- 159/2025
- Critical
Cisco has released security updates to fix several vulnerabilities affecting multiple Cisco products.
The addressed vulnerabilities could allow the attacker to perform server-side request forgery attacks, bypass security restrictions, obtain sensitive information, execute arbitrary code, and gain access to the affected systems.

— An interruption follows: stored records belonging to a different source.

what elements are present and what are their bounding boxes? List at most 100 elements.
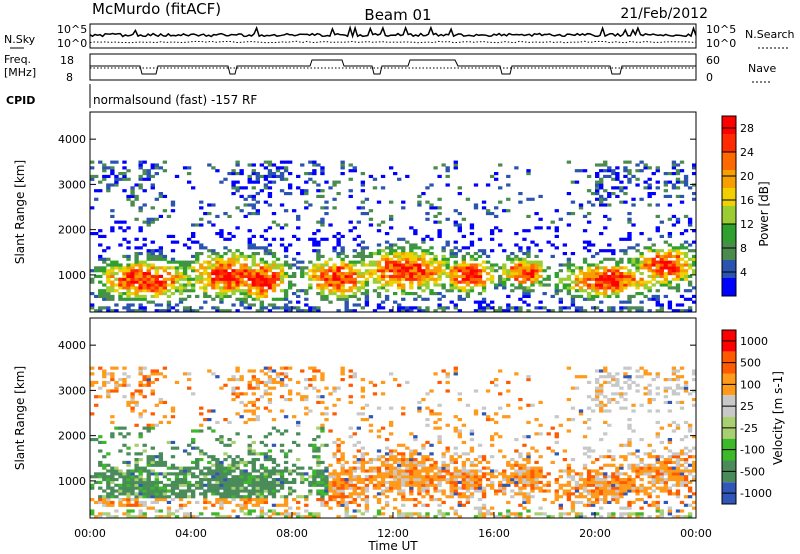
velocity-cell [215,458,220,462]
velocity-cell [603,486,608,490]
velocity-cell [469,460,475,465]
velocity-cell [526,466,531,470]
velocity-cell [643,466,648,470]
power-cell [279,263,285,267]
power-cell [582,277,588,281]
velocity-cell [150,389,155,393]
velocity-cell [582,375,588,379]
velocity-cell [647,486,652,490]
power-cell [639,300,644,304]
power-cell [154,283,159,287]
power-cell [255,252,260,256]
power-cell [243,274,248,279]
velocity-cell [433,466,438,470]
velocity-cell [397,486,402,490]
power-cell [643,257,648,261]
velocity-cell [368,469,374,473]
power-cell [401,297,406,301]
velocity-cell [441,489,446,493]
velocity-cell [223,492,228,496]
velocity-cell [506,509,511,513]
velocity-cell [356,509,361,513]
power-cell [98,280,103,284]
power-cell [453,240,458,244]
velocity-cell [227,463,232,467]
velocity-cell [90,380,95,385]
velocity-cell [627,386,632,390]
power-cell [255,272,260,276]
velocity-cell [279,475,285,479]
velocity-cell [231,495,236,499]
power-cell [425,272,430,276]
velocity-cell [627,383,632,387]
power-cell [98,257,103,261]
velocity-cell [243,460,248,465]
power-colorbar-swatch [722,116,736,134]
power-cell [267,280,273,284]
power-cell [417,286,422,290]
power-cell [336,286,341,290]
velocity-cell [332,386,337,390]
velocity-cell [126,400,131,405]
velocity-cell [114,489,119,493]
power-cell [360,206,366,210]
power-cell [631,257,636,261]
velocity-cell [502,472,507,476]
velocity-cell [494,383,499,387]
velocity-cell [538,480,543,485]
power-cell [162,194,168,199]
power-cell [611,252,616,256]
power-cell [219,180,224,184]
velocity-cell [655,500,660,505]
power-cell [283,309,289,313]
velocity-cell [623,480,628,485]
power-cell [611,274,616,279]
velocity-cell [235,483,240,487]
power-cell [223,294,228,299]
power-cell [174,309,180,313]
velocity-cell [170,498,176,502]
velocity-cell [243,403,248,407]
velocity-cell [647,398,652,402]
velocity-cell [376,475,382,479]
velocity-cell [312,483,317,487]
power-cell [207,203,212,207]
power-cell [578,206,584,210]
power-colorbar-tick-label: 4 [740,266,747,279]
velocity-cell [243,420,248,425]
velocity-cell [255,495,260,499]
power-cell [380,272,386,276]
power-cell [336,243,341,247]
power-cell [485,272,491,276]
power-cell [393,292,398,296]
power-cell [663,252,669,256]
velocity-cell [247,478,252,482]
power-cell [639,283,644,287]
power-cell [683,177,689,181]
velocity-cell [166,509,172,513]
velocity-cell [405,380,410,385]
power-cell [574,294,580,299]
velocity-cell [627,500,632,505]
power-cell [231,186,236,190]
power-cell [683,277,689,281]
power-cell [235,297,240,301]
power-cell [667,194,673,199]
power-cell [336,237,341,241]
velocity-cell [376,406,382,410]
power-cell [409,309,414,313]
velocity-cell [578,409,584,413]
power-cell [110,266,115,270]
velocity-cell [219,435,224,439]
velocity-cell [639,483,644,487]
velocity-cell [611,492,616,496]
velocity-cell [433,498,438,502]
power-cell [376,306,382,310]
power-cell [336,277,341,281]
power-cell [279,274,285,279]
power-cell [603,203,608,207]
velocity-cell [332,486,337,490]
velocity-cell [279,380,285,385]
power-cell [150,163,155,167]
power-cell [275,257,281,261]
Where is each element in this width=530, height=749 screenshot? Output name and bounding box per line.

Sample of addressed vulnerabilities:
1. Cisco ISE API Unauthenticated Remote Code Execution Vulnerability (CVE- 2025-20337):
- CVSS: 10
- Attack Vector: Network
- Attack Complexity: Low
- Privileges Required: None
- User Interaction: None
- Consequences: Gain Access
2. Cisco Identity Services Engine Authenticated Remote Code Execution and Authorization Bypass Vulnerability (CVE-2025-20283):
- CVSS: 6.5
- Attack Vector: Network
- Attack Complexity: Low
- Privileges Required: High
- User Interaction: None
- Consequences: Bypass Security
Sample of the affected products:
- Cisco Unified Intelligence Center.
- Cisco Identity Services.
- Cisco Prime Infrastructure.
- Cisco Evolved Programmable Network Manager.
Vulnerabilities
- CVE-2025-20288
- CVE-2025-20283
- CVE-2025-20285
- CVE-2025-20272
- CVE-2025-20281
- CVE-2025-20282
- CVE-2025-20284
- CVE-2025-20274
- CVE-2025-20337
Mitigations
The enterprise should deploy this patch as soon as the testing phase is completed.